En la página de servicios explicamos cómo se trabaja cada cartera de dividendos. Estos son los cinco pasos que seguimos desde la primera conversación hasta que el flujo de caja empieza a llegar a la cuenta. No hay atajos: cada etapa deja un documento o una decisión cerrada antes de pasar a la siguiente.
1. Diagnóstico de la situación actual
Revisamos qué tenés hoy: cuentas, brokers, moneda de residencia fiscal y horizonte de retiro. También el colchón de liquidez disponible, porque no se puede construir un flujo de dividendos sobre dinero que vas a necesitar en seis meses.
2. Definición del objetivo de flujo
Se acuerda un monto trimestral o anual objetivo y el porcentaje de reinversión frente a retiro. Ese número ordena todo lo demás: qué sectores priorizar, cuánta volatilidad tolerar y qué payout mínimo exigir a cada papel.

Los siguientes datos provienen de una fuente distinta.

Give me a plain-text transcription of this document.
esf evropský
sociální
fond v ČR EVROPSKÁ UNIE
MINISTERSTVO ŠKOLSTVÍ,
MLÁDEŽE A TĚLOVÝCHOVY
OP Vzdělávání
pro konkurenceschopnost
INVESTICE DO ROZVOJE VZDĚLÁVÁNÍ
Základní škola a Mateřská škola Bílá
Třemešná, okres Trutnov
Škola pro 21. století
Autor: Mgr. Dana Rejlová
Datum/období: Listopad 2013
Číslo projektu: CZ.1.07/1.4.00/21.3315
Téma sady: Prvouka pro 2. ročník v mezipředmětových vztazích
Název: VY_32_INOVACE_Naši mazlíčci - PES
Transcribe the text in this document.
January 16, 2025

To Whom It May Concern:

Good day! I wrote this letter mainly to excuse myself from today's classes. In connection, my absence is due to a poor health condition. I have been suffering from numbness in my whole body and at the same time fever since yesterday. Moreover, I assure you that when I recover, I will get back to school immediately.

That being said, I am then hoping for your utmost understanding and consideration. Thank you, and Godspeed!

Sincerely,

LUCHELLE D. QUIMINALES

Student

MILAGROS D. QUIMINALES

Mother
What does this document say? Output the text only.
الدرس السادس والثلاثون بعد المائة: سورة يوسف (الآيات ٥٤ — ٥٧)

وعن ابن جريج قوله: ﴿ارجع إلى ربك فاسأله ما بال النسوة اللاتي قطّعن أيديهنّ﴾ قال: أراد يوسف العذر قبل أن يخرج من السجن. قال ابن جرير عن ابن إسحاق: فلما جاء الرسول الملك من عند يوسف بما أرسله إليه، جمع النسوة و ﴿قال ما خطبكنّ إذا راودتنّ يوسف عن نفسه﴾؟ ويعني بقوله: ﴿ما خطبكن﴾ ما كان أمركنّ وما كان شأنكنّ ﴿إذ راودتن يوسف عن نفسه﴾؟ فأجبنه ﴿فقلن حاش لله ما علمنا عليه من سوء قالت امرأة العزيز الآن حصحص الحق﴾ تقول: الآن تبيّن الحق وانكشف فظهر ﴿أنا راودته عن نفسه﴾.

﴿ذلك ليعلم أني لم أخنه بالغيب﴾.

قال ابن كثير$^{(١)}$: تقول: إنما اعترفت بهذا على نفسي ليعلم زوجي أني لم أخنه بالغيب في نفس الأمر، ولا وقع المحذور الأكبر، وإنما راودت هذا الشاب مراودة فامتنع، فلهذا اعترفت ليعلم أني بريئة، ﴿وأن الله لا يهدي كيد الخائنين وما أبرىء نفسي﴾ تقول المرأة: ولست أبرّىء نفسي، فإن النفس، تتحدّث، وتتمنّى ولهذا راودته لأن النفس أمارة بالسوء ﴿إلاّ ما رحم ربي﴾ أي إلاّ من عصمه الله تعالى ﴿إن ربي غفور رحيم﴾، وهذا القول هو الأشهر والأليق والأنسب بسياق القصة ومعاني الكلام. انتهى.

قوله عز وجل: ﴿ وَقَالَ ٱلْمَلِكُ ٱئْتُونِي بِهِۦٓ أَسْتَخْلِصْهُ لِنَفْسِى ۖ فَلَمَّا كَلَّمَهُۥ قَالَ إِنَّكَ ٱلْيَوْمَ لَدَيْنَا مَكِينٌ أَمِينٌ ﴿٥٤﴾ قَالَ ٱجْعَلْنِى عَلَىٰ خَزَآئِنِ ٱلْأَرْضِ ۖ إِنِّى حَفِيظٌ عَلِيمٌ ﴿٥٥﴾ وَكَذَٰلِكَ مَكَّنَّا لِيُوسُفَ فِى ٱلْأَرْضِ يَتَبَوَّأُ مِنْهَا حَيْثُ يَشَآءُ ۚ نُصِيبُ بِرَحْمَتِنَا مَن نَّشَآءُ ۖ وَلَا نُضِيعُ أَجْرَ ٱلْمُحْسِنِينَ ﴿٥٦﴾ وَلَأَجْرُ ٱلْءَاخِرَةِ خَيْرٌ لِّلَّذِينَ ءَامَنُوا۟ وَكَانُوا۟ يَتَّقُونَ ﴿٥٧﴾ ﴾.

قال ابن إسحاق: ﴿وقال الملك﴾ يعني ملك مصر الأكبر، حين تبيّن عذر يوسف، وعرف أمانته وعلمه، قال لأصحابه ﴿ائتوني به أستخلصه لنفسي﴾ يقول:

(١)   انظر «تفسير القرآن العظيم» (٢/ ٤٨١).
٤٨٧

3. Filtro y selección de dividendos
Aplicamos criterios de sostenibilidad: payout sobre beneficio libre, cobertura con caja operativa, deuda neta y trayectoria de la retribución en los últimos ciclos. Descartamos yields altos que esconden recortes próximos.
4. Construcción y calendario de cobros
Se arma la cartera distribuyendo pesos por sector y por mes de pago, para que el flujo no se concentre en dos o tres fechas. Cada posición queda con su fecha ex, retención estimada y moneda de abono anotadas.
5. Seguimiento y reinversión
Cada trimestre se revisa el resultado real frente al objetivo, se decide si reinvertir en la misma posición o en otra, y se documenta el motivo. La idea es que el flujo crezca sin aumentar la concentración.